Tipp: Abseits von Lyrik und Prosa können Sie hier auch die Betriebsanleitungen technischer Geräte im PDF-Format ablegen. Bildungsbürgerlichen Lesestoff (auch auf Deutsch) gibt es gratis u.a. auf der Website gutenberg.org.

Filme und Serien

Amazon Prime, Netflix und auch die Mediatheken von ARD und ZDF erlauben mit Anmeldung das Herunterladen von Inhalten, die dann auch offline genutzt werden können. Auf langen Fahrten besteht so eine ideale Möglichkeit zur Kinderbespaßung.
Ein Wort zu ganz alter Hardware

Wer ein mehr als zehn Jahre altes Gerät aus der Schublade kramt, wird unter Umständen feststellen, dass trotz funktionierender WLAN- oder Mobilfunkdatenverbindung kein Internetzugang mehr möglich ist. Das liegt meist daran, dass mangels Aktualisierung keine Sicherheitszertifikate mehr vorliegen bzw. die Browser und abgekündigte Betriebssysteme nicht mehr unterstützt werden.

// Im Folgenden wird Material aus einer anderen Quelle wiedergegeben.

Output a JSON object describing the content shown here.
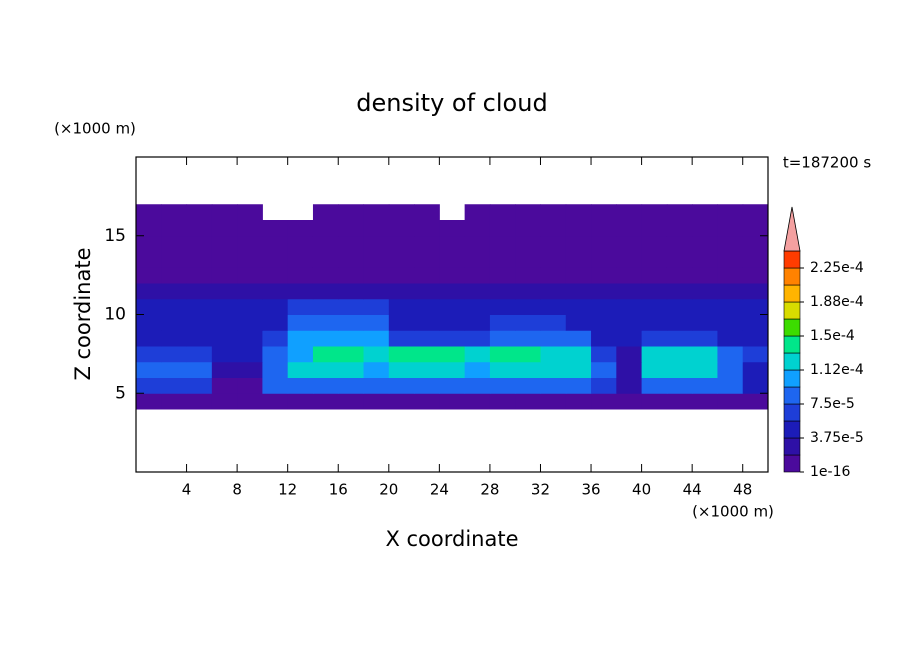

Trost: Es bleibt die Option der Offline-Nutzung einiger vorhandener Apps, vielfach lassen sich Dateien wie E-Books oder MP3-Files noch per Bluetooth oder USB-Kabel übertragen. Über das in Deutschland noch laufende 2G-Netz sind Telefonate und SMS möglich, sofern man eine SIM-Karte einsetzt. Achtung: Notrufe ohne SIM-Karte sind seit 2009 nicht mehr möglich.

Bei der Suche nach alten, lauffähigen Apps hilft z.B. auf reddit.com die Gruppe r/androidafterlife; über Seiten wie apkmirror.com lassen sich Apps für alte Android-Versionen gezielt herausfiltern. Einen Versuch ist es allemal wert.